History
- Name: Empire Carpenter (1942-44); Dickson (1944-46); Empire Carpenter (1946-47 ); Petfrano (1947-55); Amipa (1955-58); Apex (1958-68); Afros (1968-71);
- Owner: Ministry of War Transport (1942-45); Ministry of Transport (1945-47); Petrinovic Steamship Co Ltd (1947-55); Compagnia di Navigazione Amipa SA (1955-58); Compagnia Maritime Apex SA (1958-70); Campos Shipping Co (1970-71);
- Operator: Hain Steamship Co Ltd (1943-44); Soviet Union (1944-46); Petrinovic Steamship Co Ltd (1946-55); Compagnia di Navigazione Amipa SA (1955-58); Compagnia Maritime Apex SA (1958-70); Campos Shipping Co (1970-71);
- Port of registry: London (1943-44); Soviet Union (1944-46); London (1946-55); Panama City (1955-70); Monrovia (1970-71);
- Builder: C Connell & Co Ltd
- Yard number: 440
- Launched: 21 November 1942
- Completed: January 1943
- Identification: Code Letters BFLJ (1943-44); ; Official Number 168745 (1942-44, 1946-55);
- Fate: Scrapped 1971.

General characteristics
- Tonnage: 7,025 GRT; 4,857 NRT; 10,318DWT;
- Length: 431 ft 3 in (131.45 m)
- Beam: 56 ft 2 in (17.12 m)
- Draught: 27 ft 3 in (8.31 m)
- Depth: 33 ft 6 in (10.21 m)
- Installed power: Triple expansion steam engine
- Propulsion: Screw propeller

= SS Empire Carpenter =

World War II merchant ship of the United Kingdom

Empire Carpenter was a cargo ship which was built in 1942 for the Ministry of War Transport (MoWT). In 1944 she was leased to the Soviet Union and renamed Dickson. In 1946, she was returned to the United Kingdom and regained her former name of Empire Carpenter. She was sold in 1947 and renamed Petfrano. In 1955, she was sold to Panama owners and renamed Amipa, further sales saw her renamed Apex. In 1968, she was sold to Cypriot owners and renamed Afros, serving until scrapped in 1971.

==Description==
The ship was built by C Connell & Co Ltd, Scotstoun, as yard number 440. She was launched on 21 November 1942, and completed in January 1943.

The ship was 431 ft 3 in long, with a beam of 56 ft 2 in, a depth of 33 ft 6 in, and a draught of 27 ft 3 in. Her GRT was 7,025, with a NRT of 4,857. Her DWT was 10,318.

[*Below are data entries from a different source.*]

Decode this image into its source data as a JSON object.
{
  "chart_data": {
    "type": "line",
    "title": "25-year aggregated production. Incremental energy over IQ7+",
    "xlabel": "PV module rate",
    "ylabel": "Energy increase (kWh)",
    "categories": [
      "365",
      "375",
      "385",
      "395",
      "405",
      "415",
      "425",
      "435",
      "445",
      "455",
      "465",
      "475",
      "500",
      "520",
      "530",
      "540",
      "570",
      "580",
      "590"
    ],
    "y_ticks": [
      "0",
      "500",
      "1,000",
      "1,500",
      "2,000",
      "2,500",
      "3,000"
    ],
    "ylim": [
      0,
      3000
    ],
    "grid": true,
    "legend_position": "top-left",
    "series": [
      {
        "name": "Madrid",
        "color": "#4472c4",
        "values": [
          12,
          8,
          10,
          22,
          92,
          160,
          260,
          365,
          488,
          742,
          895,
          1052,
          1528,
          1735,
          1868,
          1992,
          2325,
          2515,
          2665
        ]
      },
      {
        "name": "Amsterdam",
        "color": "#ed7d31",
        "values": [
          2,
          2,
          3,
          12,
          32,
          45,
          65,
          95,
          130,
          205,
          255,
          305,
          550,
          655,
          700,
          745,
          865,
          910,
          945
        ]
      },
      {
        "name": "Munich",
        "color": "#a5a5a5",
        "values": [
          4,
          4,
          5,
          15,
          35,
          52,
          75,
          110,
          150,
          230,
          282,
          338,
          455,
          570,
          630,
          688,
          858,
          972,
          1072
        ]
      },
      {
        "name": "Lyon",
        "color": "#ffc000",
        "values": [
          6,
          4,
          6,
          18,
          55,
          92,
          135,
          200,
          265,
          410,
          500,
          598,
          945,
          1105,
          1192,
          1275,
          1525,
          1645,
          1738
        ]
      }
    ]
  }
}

She was propelled by a triple expansion steam engine, which had cylinders of 24+1/2 in, 39 in and 70 in diameter and 48 in stroke. The engine was built by D Rowan & Co Ltd, Glasgow.

==History==
Empire Carpenter was built for the MoWT. The United Kingdom Official Number 168745 and the Code Letters BFLJ were allocated. She was placed under the management of the Hain Steamship Co Ltd.

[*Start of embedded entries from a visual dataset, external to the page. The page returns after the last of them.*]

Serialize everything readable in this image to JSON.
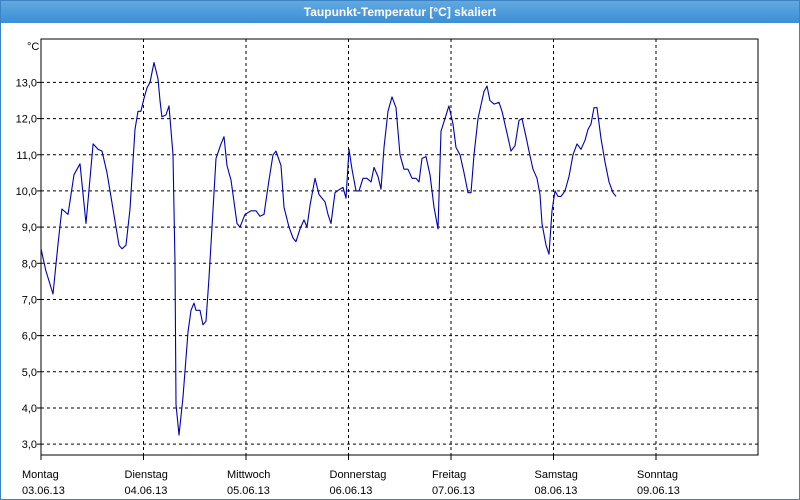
{
  "window": {
    "title": "Taupunkt-Temperatur [°C] skaliert"
  },
  "chart_data": {
    "type": "line",
    "title": "Taupunkt-Temperatur [°C] skaliert",
    "ylabel": "°C",
    "ylim": [
      2.7,
      14.2
    ],
    "xlim": [
      0,
      7
    ],
    "yticks": [
      3.0,
      4.0,
      5.0,
      6.0,
      7.0,
      8.0,
      9.0,
      10.0,
      11.0,
      12.0,
      13.0
    ],
    "ytick_labels": [
      "3,0",
      "4,0",
      "5,0",
      "6,0",
      "7,0",
      "8,0",
      "9,0",
      "10,0",
      "11,0",
      "12,0",
      "13,0"
    ],
    "x_categories": [
      {
        "day": "Montag",
        "date": "03.06.13"
      },
      {
        "day": "Dienstag",
        "date": "04.06.13"
      },
      {
        "day": "Mittwoch",
        "date": "05.06.13"
      },
      {
        "day": "Donnerstag",
        "date": "06.06.13"
      },
      {
        "day": "Freitag",
        "date": "07.06.13"
      },
      {
        "day": "Samstag",
        "date": "08.06.13"
      },
      {
        "day": "Sonntag",
        "date": "09.06.13"
      }
    ],
    "grid": true,
    "series": [
      {
        "color": "#0000b0",
        "points": [
          [
            0.0,
            8.4
          ],
          [
            0.047,
            7.8
          ],
          [
            0.117,
            7.15
          ],
          [
            0.165,
            8.5
          ],
          [
            0.204,
            9.5
          ],
          [
            0.263,
            9.35
          ],
          [
            0.322,
            10.45
          ],
          [
            0.38,
            10.75
          ],
          [
            0.439,
            9.1
          ],
          [
            0.508,
            11.3
          ],
          [
            0.556,
            11.15
          ],
          [
            0.595,
            11.1
          ],
          [
            0.644,
            10.5
          ],
          [
            0.702,
            9.5
          ],
          [
            0.761,
            8.5
          ],
          [
            0.79,
            8.4
          ],
          [
            0.829,
            8.5
          ],
          [
            0.868,
            9.5
          ],
          [
            0.917,
            11.7
          ],
          [
            0.946,
            12.2
          ],
          [
            0.975,
            12.2
          ],
          [
            1.004,
            12.55
          ],
          [
            1.034,
            12.85
          ],
          [
            1.063,
            13.0
          ],
          [
            1.102,
            13.55
          ],
          [
            1.141,
            13.1
          ],
          [
            1.161,
            12.5
          ],
          [
            1.18,
            12.05
          ],
          [
            1.219,
            12.1
          ],
          [
            1.249,
            12.35
          ],
          [
            1.288,
            11.0
          ],
          [
            1.307,
            8.0
          ],
          [
            1.317,
            4.1
          ],
          [
            1.346,
            3.25
          ],
          [
            1.385,
            4.3
          ],
          [
            1.434,
            6.1
          ],
          [
            1.463,
            6.7
          ],
          [
            1.493,
            6.9
          ],
          [
            1.512,
            6.7
          ],
          [
            1.551,
            6.7
          ],
          [
            1.58,
            6.3
          ],
          [
            1.61,
            6.4
          ],
          [
            1.639,
            7.6
          ],
          [
            1.668,
            9.0
          ],
          [
            1.707,
            10.9
          ],
          [
            1.756,
            11.3
          ],
          [
            1.785,
            11.5
          ],
          [
            1.815,
            10.7
          ],
          [
            1.854,
            10.3
          ],
          [
            1.912,
            9.1
          ],
          [
            1.941,
            9.0
          ],
          [
            1.99,
            9.35
          ],
          [
            2.049,
            9.45
          ],
          [
            2.098,
            9.45
          ],
          [
            2.137,
            9.3
          ],
          [
            2.176,
            9.35
          ],
          [
            2.224,
            10.3
          ],
          [
            2.263,
            11.0
          ],
          [
            2.293,
            11.1
          ],
          [
            2.341,
            10.7
          ],
          [
            2.371,
            9.55
          ],
          [
            2.42,
            9.0
          ],
          [
            2.459,
            8.7
          ],
          [
            2.488,
            8.6
          ],
          [
            2.527,
            8.95
          ],
          [
            2.566,
            9.2
          ],
          [
            2.595,
            9.0
          ],
          [
            2.624,
            9.6
          ],
          [
            2.673,
            10.35
          ],
          [
            2.712,
            9.9
          ],
          [
            2.771,
            9.7
          ],
          [
            2.8,
            9.35
          ],
          [
            2.829,
            9.1
          ],
          [
            2.868,
            9.95
          ],
          [
            2.917,
            10.05
          ],
          [
            2.946,
            10.1
          ],
          [
            2.976,
            9.8
          ],
          [
            3.005,
            11.15
          ],
          [
            3.034,
            10.6
          ],
          [
            3.073,
            10.0
          ],
          [
            3.102,
            10.0
          ],
          [
            3.141,
            10.35
          ],
          [
            3.18,
            10.35
          ],
          [
            3.22,
            10.25
          ],
          [
            3.249,
            10.65
          ],
          [
            3.288,
            10.4
          ],
          [
            3.317,
            10.05
          ],
          [
            3.346,
            11.2
          ],
          [
            3.385,
            12.2
          ],
          [
            3.424,
            12.6
          ],
          [
            3.463,
            12.3
          ],
          [
            3.502,
            11.0
          ],
          [
            3.541,
            10.6
          ],
          [
            3.58,
            10.6
          ],
          [
            3.62,
            10.35
          ],
          [
            3.659,
            10.35
          ],
          [
            3.688,
            10.25
          ],
          [
            3.717,
            10.9
          ],
          [
            3.756,
            10.95
          ],
          [
            3.795,
            10.45
          ],
          [
            3.834,
            9.55
          ],
          [
            3.873,
            8.95
          ],
          [
            3.902,
            11.65
          ],
          [
            3.941,
            12.0
          ],
          [
            3.98,
            12.35
          ],
          [
            4.02,
            11.85
          ],
          [
            4.049,
            11.2
          ],
          [
            4.088,
            11.0
          ],
          [
            4.127,
            10.5
          ],
          [
            4.166,
            9.95
          ],
          [
            4.195,
            9.95
          ],
          [
            4.224,
            11.0
          ],
          [
            4.263,
            12.0
          ],
          [
            4.322,
            12.75
          ],
          [
            4.351,
            12.9
          ],
          [
            4.38,
            12.5
          ],
          [
            4.42,
            12.4
          ],
          [
            4.468,
            12.45
          ],
          [
            4.498,
            12.2
          ],
          [
            4.546,
            11.6
          ],
          [
            4.585,
            11.1
          ],
          [
            4.624,
            11.25
          ],
          [
            4.663,
            11.95
          ],
          [
            4.693,
            12.0
          ],
          [
            4.732,
            11.5
          ],
          [
            4.761,
            11.1
          ],
          [
            4.8,
            10.6
          ],
          [
            4.839,
            10.35
          ],
          [
            4.868,
            9.9
          ],
          [
            4.888,
            9.1
          ],
          [
            4.927,
            8.5
          ],
          [
            4.956,
            8.25
          ],
          [
            4.985,
            9.45
          ],
          [
            5.015,
            10.0
          ],
          [
            5.044,
            9.85
          ],
          [
            5.073,
            9.85
          ],
          [
            5.112,
            10.0
          ],
          [
            5.151,
            10.4
          ],
          [
            5.19,
            11.0
          ],
          [
            5.229,
            11.3
          ],
          [
            5.268,
            11.15
          ],
          [
            5.307,
            11.4
          ],
          [
            5.337,
            11.7
          ],
          [
            5.366,
            11.85
          ],
          [
            5.395,
            12.3
          ],
          [
            5.424,
            12.3
          ],
          [
            5.463,
            11.45
          ],
          [
            5.502,
            10.8
          ],
          [
            5.541,
            10.25
          ],
          [
            5.58,
            9.95
          ],
          [
            5.61,
            9.85
          ]
        ]
      }
    ]
  }
}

Empire Carpenter was a member of a number of convoys during the Second World War.

NKS9

Convoy MKS departed Bône, Algeria on 4 March 1943 and arrived at Liverpool on 18 March. Empire Caribou was carrying a cargo of steel bound for London.

JW 54A

Convoy JW 54A departed Loch Ewe on 15 November 1943 and arrived at the Kola Inlet on 24 November. Empire Carpenter was carrying the Vice Commodore of the convoy.

JW 57

Convoy JW 57 departed Liverpool on 20 February 1944 and arrived at the Kola Inlet on 28 February.

RA 55A

Convoy RA 55A departed the Kola Inlet on 23 December 1943 and arrived at Loch Ewe on 1 January 1944.

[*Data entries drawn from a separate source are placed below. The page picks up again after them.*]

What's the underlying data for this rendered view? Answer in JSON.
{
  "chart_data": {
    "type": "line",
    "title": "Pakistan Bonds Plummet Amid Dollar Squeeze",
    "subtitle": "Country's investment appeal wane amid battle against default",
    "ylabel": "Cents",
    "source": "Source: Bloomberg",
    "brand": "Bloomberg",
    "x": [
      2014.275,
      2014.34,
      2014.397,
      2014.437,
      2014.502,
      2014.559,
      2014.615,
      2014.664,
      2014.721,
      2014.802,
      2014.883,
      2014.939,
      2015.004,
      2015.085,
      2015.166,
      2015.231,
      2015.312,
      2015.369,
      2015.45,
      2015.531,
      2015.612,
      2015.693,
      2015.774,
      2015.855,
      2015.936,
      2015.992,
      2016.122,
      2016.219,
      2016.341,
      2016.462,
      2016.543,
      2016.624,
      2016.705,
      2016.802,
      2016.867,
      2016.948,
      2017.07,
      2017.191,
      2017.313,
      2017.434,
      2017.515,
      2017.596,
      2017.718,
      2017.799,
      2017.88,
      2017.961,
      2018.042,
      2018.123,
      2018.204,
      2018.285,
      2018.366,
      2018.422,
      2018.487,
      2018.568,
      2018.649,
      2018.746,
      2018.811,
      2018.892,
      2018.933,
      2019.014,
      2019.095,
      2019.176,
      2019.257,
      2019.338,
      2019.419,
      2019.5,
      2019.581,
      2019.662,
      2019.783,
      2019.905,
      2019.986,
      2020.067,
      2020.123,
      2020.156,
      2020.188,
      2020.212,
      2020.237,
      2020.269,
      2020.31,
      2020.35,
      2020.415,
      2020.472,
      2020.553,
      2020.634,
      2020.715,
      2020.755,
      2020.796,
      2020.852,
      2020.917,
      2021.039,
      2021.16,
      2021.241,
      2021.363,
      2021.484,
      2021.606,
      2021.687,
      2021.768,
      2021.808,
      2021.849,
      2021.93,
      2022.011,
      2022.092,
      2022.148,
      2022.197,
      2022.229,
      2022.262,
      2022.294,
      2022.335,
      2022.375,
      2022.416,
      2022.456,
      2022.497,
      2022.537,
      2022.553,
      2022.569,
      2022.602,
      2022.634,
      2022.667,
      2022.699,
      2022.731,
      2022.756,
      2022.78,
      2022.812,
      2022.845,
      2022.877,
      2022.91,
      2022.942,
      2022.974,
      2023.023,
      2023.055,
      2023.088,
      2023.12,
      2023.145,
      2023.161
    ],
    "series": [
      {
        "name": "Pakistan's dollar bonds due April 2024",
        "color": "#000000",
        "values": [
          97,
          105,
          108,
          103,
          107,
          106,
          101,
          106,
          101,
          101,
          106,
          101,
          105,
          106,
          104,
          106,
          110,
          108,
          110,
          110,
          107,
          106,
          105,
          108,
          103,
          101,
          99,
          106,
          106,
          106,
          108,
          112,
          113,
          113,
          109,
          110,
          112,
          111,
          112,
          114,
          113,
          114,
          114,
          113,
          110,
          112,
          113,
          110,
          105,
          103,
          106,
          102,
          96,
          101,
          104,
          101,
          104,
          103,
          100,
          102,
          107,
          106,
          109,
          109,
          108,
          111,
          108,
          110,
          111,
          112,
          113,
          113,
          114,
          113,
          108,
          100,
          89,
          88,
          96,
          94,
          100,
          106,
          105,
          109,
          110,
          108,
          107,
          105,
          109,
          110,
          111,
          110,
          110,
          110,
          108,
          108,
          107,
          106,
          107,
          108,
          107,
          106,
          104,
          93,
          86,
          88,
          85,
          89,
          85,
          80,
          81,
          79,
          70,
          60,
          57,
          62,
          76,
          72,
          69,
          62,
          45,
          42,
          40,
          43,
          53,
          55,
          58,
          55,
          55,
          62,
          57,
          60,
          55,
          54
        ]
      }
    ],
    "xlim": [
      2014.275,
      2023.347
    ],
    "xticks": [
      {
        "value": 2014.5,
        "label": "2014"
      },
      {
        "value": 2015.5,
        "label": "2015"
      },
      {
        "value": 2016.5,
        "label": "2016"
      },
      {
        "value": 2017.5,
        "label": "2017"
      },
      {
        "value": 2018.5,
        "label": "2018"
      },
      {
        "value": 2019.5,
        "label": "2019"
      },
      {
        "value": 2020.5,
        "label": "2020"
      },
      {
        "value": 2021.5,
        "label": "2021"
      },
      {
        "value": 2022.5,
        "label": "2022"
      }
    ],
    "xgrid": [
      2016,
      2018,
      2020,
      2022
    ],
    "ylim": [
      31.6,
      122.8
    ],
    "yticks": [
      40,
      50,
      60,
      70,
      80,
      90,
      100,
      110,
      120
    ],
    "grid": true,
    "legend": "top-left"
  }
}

In 1944, Empire Carpenter was transferred to the Soviet Union under Lend-Lease and was renamed Dickson. She was returned to the United Kingdom in 1946 and regained her former name of Empire Carpenter. She was placed under the management of the Petrinovic Steamship Co Ltd.

In 1947, Empire Carpenter was sold to the Petrinovic Steamship Co Ltd and was renamed Petfrano. She served until 1955 when she was sold to Compagnia di Navigazione Amipa SA, Panama and was renamed Amipa. In 1958, she was sold to Compagnia Maritime Apex SA and renamed Apex. In 1968, she was renamed Afros. In 1970, she was sold to Campos Shipping Co, Cyprus. She was reflagged to Liberia, with her port of registry being Monrovia. She served until 1971, arriving for scrapping on 17 March at Shanghai, China.